Many of today's medical diseases can be attributed directly or indirectly to problems with apoptosis—a programmed cell-suicide mechanism. Disorders in which defective regulation of apoptosis contributes to disease pathogenesis or progression can involve either cell accumulation, in which cell eradication or cell turnover is impaired, or cell loss, in which the cell-suicide program is inappropriately triggered. Identification of the genes and gene products that are responsible for apoptosis, together with emerging information about the mechanisms of action and structures of apoptotic regulatory and effector proteins, has laid a foundation for the discovery of drugs, some of which are now undergoing evaluation in human clinical trials.
Typically, one thinks of cell death as being a pathological phenomenon, but in fact, each second nearly one million cells commit suicide in the adult human body. In an average day, we produce, and in parallel eradicate, −60×109 cells which represents a mass of cells equivalent to an entire body weight on an annual basis. This massive flux of cell birth and death occurs in the self-renewing tissues of the body (skin, gut, bone marrow and sex organs), providing mechanisms for rapidly regulating cell numbers by controlling the rates of both input and elimination. Physiological cell death has important roles in a wide variety of normal processes, ranging from fetal development to ageing, and including: immune system education, for which potentially autoreactive cells are eliminated; defense against viruses, for which altruistic cell suicide can deny viral replication within a host; tissue homeostasis, for which cell production is offset by commensurate cell eradication, thereby ensuring appropriate total cell numbers in vivo; and many aspects of reproductive biology.
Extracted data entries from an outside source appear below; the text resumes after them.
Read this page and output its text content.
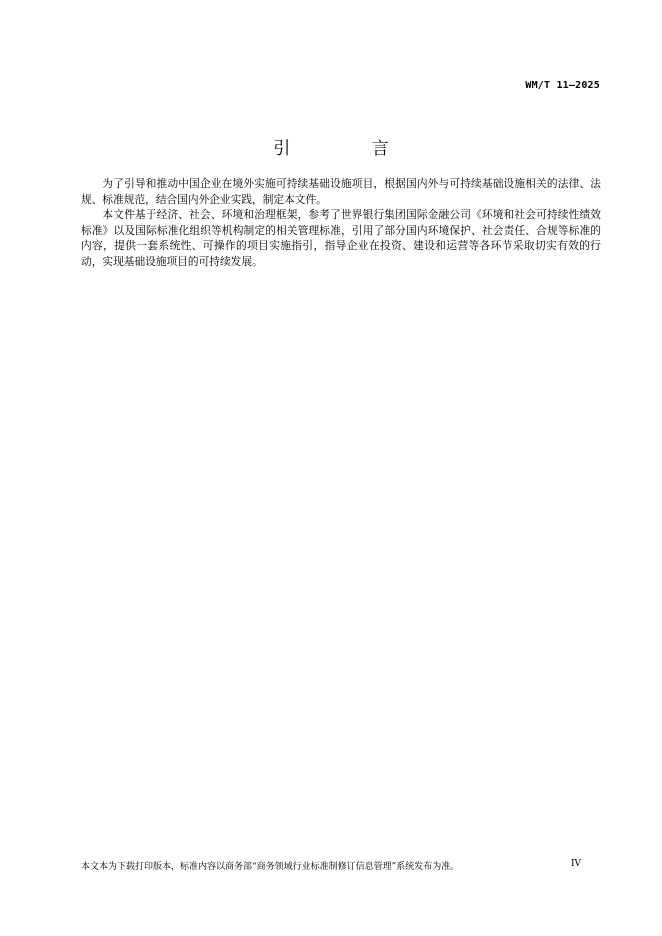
WM/T 11—2025
引 言

为了引导和推动中国企业在境外实施可持续基础设施项目，根据国内外与可持续基础设施相关的法律、法规、标准规范，结合国内外企业实践，制定本文件。

本文件基于经济、社会、环境和治理框架，参考了世界银行集团国际金融公司《环境和社会可持续性绩效标准》以及国际标准化组织等机构制定的相关管理标准，引用了部分国内环境保护、社会责任、合规等标准的内容，提供一套系统性、可操作的项目实施指引，指导企业在投资、建设和运营等各环节采取切实有效的行动，实现基础设施项目的可持续发展。

本文本为下载打印版本，标准内容以商务部“商务领域行业标准制修订信息管理”系统发布为准。	IV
Programmed cell death is vital to the existence of virtually all organisms, As a result, knowledge about programmed cell-suicide mechanisms can have broad ramifications for devising strategies for protecting crops, interfering with insect and parasite life cycles, tissue engineering and ex vivo cell production, and the development of human therapeutics. Physiological or programmed cell death generally occurs by apoptosis and defects in the physiological pathways for apoptosis have a role in many diseases. A reasonable estimate is that either too little or too much cell death contributes to half of the main medical illnesses for which adequate therapy or prevention is lacking. Consequently, great interest has emerged in devising therapeutic strategies for modulating the key molecules that make life-or-death decisions in cells.
Apoptosis is generally caused by proteases known as “caspases”. Caspases constitute a family of intracellular cysteine proteases that cleave substrates at aspartic acid (Asp) residues. Produced initially as inactive zygomens, caspases are triggered into action generally as a result of their proteolytic processing at conserved Asp residues. Because caspases both cleave their substrates at Asp residues and are also activated by proteolytic processing at Asp residues, these proteases can collaborate in proteolytic cascades, in which caspases activate themselves and each other. Within these cascades, caspases can be positioned as downstream effectors of apoptosis.
U.S. Pat. No. 6,004,794 discloses isolated nucleic acids encoding a human serine protease PSPI, protein obtainable from the nucleic acids, recombinant host cells transformed with the nucleic acids, oligonucleotides and primer pairs specific for PSP1 polymorphisms and use of the protein and nucleic acid sequences. This patent thus discloses the Omi/HtrA2 which has been identified as a mitochondrial apoptotic serine protease that also disrupts the inhibition of apoptosis protein-caspase interaction.
Since the Omi/HtrA2 is present in all mammalian cells and by its activity of disrupting the inhibition of the “apoptosis protein-caspase interaction” decreases the cell lifetime, it would be most important to discover an inhibitor of the adverse activity of Omi/HtrA2 and homologous proteins.